Ding dong, the motel is dead.
A controversial plan to open what many feared would be a “hot sheet” motel, near a busy intersection in Springfield Gardens, right across the street from a high school complex, has been killed and a strip mall will be constructed instead.
Residents have been fighting for six years to put the kibosh on what could have been a charge-by-the-hour facility on North Conduit Avenue, about 70 feet from the Springfield Gardens Educational Campus, which houses four high schools. They believed it would be a haven for prostitution and other illegal activity.
“We have stood firm on this issue,” City Councilman James Sanders Jr. said at the construction site on Wednesday. “I am glad to say that we have been given confidence that we are not going to get a hot sheet motel. No. We are going to get the strip mall that we have been fighting for, and that is a sign if a community stays together, if you stay united, you can see a thing through. You can make it happen.”

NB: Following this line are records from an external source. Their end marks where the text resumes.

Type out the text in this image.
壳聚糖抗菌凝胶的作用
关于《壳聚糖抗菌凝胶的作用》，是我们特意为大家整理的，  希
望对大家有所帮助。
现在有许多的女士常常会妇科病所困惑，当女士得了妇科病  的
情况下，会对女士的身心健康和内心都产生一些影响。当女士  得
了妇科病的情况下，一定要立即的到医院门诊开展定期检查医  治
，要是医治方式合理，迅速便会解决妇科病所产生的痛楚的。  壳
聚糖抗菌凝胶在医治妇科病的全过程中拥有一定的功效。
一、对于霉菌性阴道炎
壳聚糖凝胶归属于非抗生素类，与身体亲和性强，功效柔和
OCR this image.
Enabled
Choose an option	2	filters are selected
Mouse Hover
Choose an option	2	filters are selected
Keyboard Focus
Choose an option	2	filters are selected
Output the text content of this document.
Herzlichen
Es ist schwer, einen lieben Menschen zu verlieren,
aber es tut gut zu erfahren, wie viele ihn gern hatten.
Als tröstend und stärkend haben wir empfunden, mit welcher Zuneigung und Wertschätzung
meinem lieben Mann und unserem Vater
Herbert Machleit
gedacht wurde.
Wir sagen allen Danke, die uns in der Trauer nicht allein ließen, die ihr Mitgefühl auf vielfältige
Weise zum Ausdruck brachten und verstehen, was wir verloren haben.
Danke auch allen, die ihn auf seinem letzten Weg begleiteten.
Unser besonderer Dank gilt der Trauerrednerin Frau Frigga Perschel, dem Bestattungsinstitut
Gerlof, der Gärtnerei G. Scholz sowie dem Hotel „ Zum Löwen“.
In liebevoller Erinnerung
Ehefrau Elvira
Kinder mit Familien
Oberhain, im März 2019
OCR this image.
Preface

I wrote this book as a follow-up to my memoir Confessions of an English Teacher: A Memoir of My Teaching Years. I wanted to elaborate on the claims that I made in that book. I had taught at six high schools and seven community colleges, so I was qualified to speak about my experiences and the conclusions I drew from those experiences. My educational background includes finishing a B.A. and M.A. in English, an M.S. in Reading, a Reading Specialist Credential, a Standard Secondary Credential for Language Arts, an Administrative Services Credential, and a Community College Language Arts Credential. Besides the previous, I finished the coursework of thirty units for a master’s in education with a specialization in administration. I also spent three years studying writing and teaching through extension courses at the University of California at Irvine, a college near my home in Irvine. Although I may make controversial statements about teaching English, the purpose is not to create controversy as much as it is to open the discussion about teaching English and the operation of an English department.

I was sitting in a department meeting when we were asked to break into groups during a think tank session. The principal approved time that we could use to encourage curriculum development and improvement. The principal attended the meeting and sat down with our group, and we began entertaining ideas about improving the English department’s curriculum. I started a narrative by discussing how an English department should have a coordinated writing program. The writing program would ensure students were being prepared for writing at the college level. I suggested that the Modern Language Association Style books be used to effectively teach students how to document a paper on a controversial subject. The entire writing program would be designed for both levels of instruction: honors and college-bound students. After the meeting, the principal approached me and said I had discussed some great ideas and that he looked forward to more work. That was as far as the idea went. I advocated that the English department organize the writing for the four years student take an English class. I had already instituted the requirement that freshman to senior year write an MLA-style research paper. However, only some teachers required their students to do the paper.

Residents, led by community activist Mike Duncan, filed a lawsuit to block the property owner, Sailesh Ghandi, from moving ahead, stating that the establishment would not only attract an unsavory element to the neighborhood, but that Ghandi had failed to meet the city’s deadline to finish the foundation of the building in accordance with a zoning variance he was granted.
“It is a beautiful day for our community,” Duncan said. “I have to thank everybody who helped in this process.”
Some believed Ghandi would try to demonstrate that he had a common-law right to build, meaning that he had made a significant financial investment in the construction of the motel and therefore should be allowed to continue the work. But now those fears have been allayed because the property has been sold and residents can finally breathe a sigh of relief.
Construction workers were at the site Wednesday morning putting up a barricade around the property to make sure it is safe and secure while the development is being built.
“When I saw the work going on, I thought they were going to build that motel, and I was so happy to hear that they weren’t,” said James Gulston, president of the SpringGar Civic Association. “I was definitely concerned, and the community was definitely concerned, that a hot sheet motel would be opening here.”